ポリモーフィズム(多態性)は、異なるクラスのインスタンスが同じメソッドを持ち、異なる動作をすることを指します。これにより、同じインターフェースを通じて異なるオブジェクトを扱うことができ、コードの柔軟性と再利用性が向上します。

ポリモーフィズムの基本的な考え方

ポリモーフィズムは、次の2つの原則に基づいています:

  1. 同じメソッド名:異なるクラスが同じメソッド名を持つこと。
  2. 異なる実装:それぞれのクラスでメソッドが異なる動作をすること。

サンプルコード

以下に、ポリモーフィズムの基本的な例を示します。この例では、Animalという基底クラスと、DogおよびCatという派生クラスを作成します。それぞれのクラスは、speakというメソッドを持ち、異なる動作をします。

class Animal:
    def speak(self):
        raise NotImplementedError("このメソッドはサブクラスで実装する必要があります。")

class Dog(Animal):
    def speak(self):
        return "ワンワン"

class Cat(Animal):
    def speak(self):
        return "ニャー"

def animal_sound(animal):
    print(animal.speak())

# インスタンスを作成
dog = Dog()
cat = Cat()

# ポリモーフィズムを利用
animal_sound(dog)  # 出力: ワンワン
animal_sound(cat)  # 出力: ニャー

コードの解説

  1. Animalクラス: 基底クラスであり、speakメソッドはサブクラスで実装する必要があることを示すために、NotImplementedErrorを発生させています。

  2. DogクラスとCatクラス: Animalクラスを継承し、それぞれspeakメソッドをオーバーライドしています。Dogクラスでは「ワンワン」を、Catクラスでは「ニャー」を返します。

  3. animal_sound関数: 引数としてAnimalクラスのインスタンスを受け取り、speakメソッドを呼び出します。この関数は、どの動物が渡されてもその動物の鳴き声を出力します。
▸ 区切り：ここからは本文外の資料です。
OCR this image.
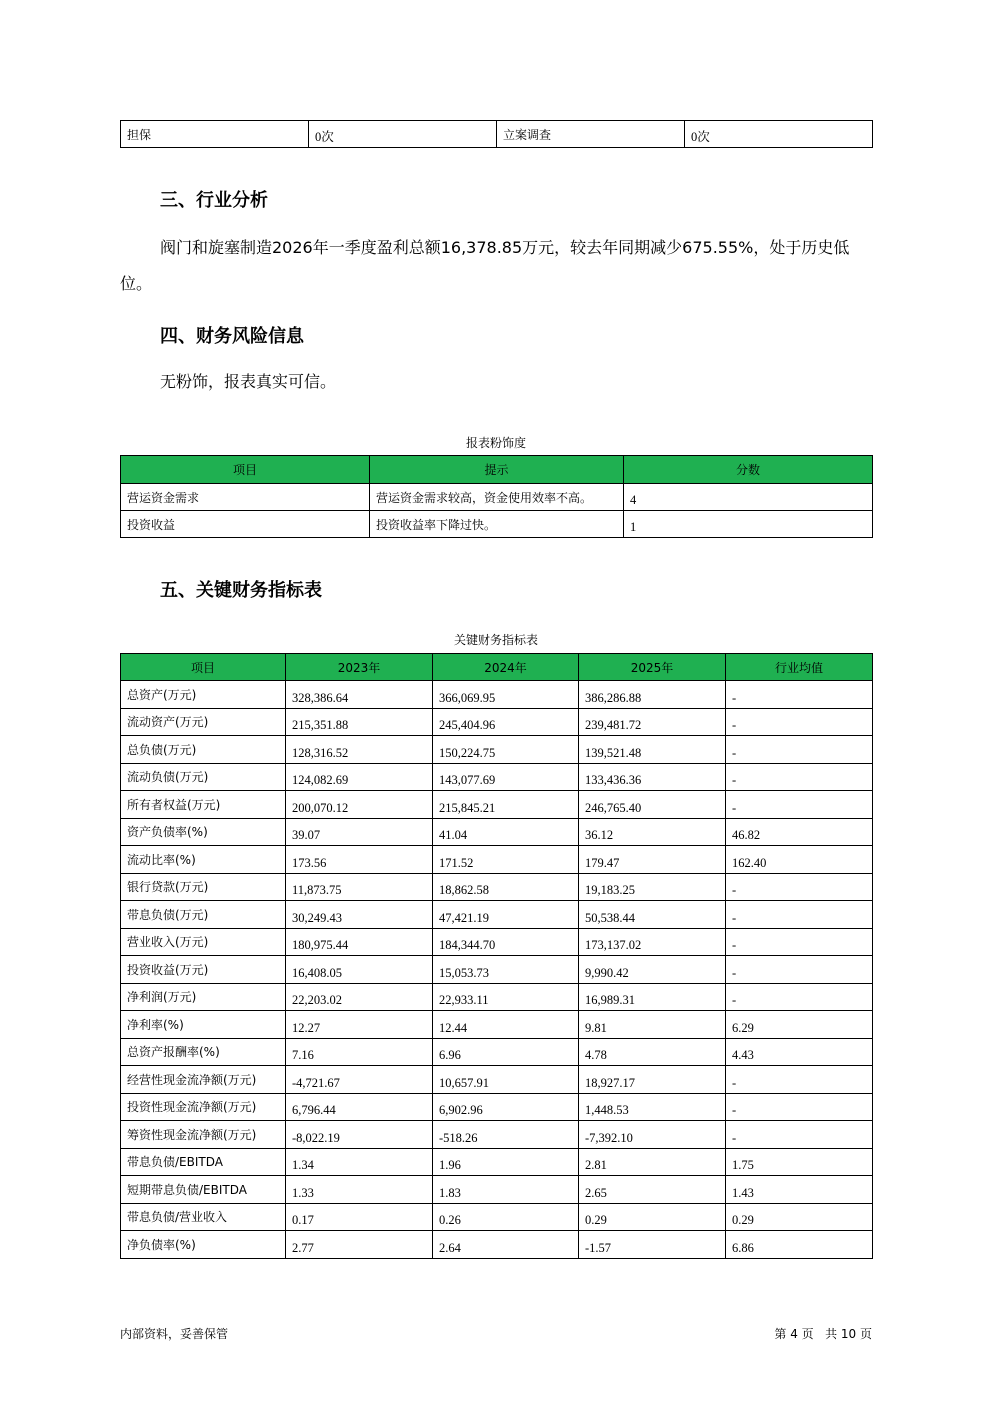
担保	0次	立案调查	0次
三、行业分析
阀门和旋塞制造2026年一季度盈利总额16,378.85万元，较去年同期减少675.55%，处于历史低位。
四、财务风险信息
无粉饰，报表真实可信。
报表粉饰度
项目	提示	分数
营运资金需求	营运资金需求较高，资金使用效率不高。	4
投资收益	投资收益率下降过快。	1
五、关键财务指标表
关键财务指标表
项目	2023年	2024年	2025年	行业均值
总资产(万元)	328,386.64	366,069.95	386,286.88	-
流动资产(万元)	215,351.88	245,404.96	239,481.72	-
总负债(万元)	128,316.52	150,224.75	139,521.48	-
流动负债(万元)	124,082.69	143,077.69	133,436.36	-
所有者权益(万元)	200,070.12	215,845.21	246,765.40	-
资产负债率(%)	39.07	41.04	36.12	46.82
流动比率(%)	173.56	171.52	179.47	162.40
银行贷款(万元)	11,873.75	18,862.58	19,183.25	-
带息负债(万元)	30,249.43	47,421.19	50,538.44	-
营业收入(万元)	180,975.44	184,344.70	173,137.02	-
投资收益(万元)	16,408.05	15,053.73	9,990.42	-
净利润(万元)	22,203.02	22,933.11	16,989.31	-
净利率(%)	12.27	12.44	9.81	6.29
总资产报酬率(%)	7.16	6.96	4.78	4.43
经营性现金流净额(万元)	-4,721.67	10,657.91	18,927.17	-
投资性现金流净额(万元)	6,796.44	6,902.96	1,448.53	-
筹资性现金流净额(万元)	-8,022.19	-518.26	-7,392.10	-
带息负债/EBITDA	1.34	1.96	2.81	1.75
短期带息负债/EBITDA	1.33	1.83	2.65	1.43
带息负债/营业收入	0.17	0.26	0.29	0.29
净负债率(%)	2.77	2.64	-1.57	6.86
内部资料，妥善保管	第 4 页   共 10 页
  4. インスタンスの生成と関数の呼び出し: DogCatのインスタンスを作成し、animal_sound関数を呼び出すことで、ポリモーフィズムが実現されています。

ポリモーフィズムの利点

  • コードの柔軟性: 異なるクラスでも同じインターフェースを持つため、同じ関数で様々なオブジェクトを扱うことができます。
  • 拡張性: 新しいクラスを追加する際に、既存のコードを変更することなく新しい動作を追加できます。
  • 保守性の向上: 共通のメソッド名を使用することで、コードがより整理され、保守が容易になります。

ポリモーフィズムを活用することで、プログラムの設計がより直感的かつ柔軟になります。今後の学習では、ポリモーフィズムを使った設計パターンや実践的なアプローチについても学んでいきましょう。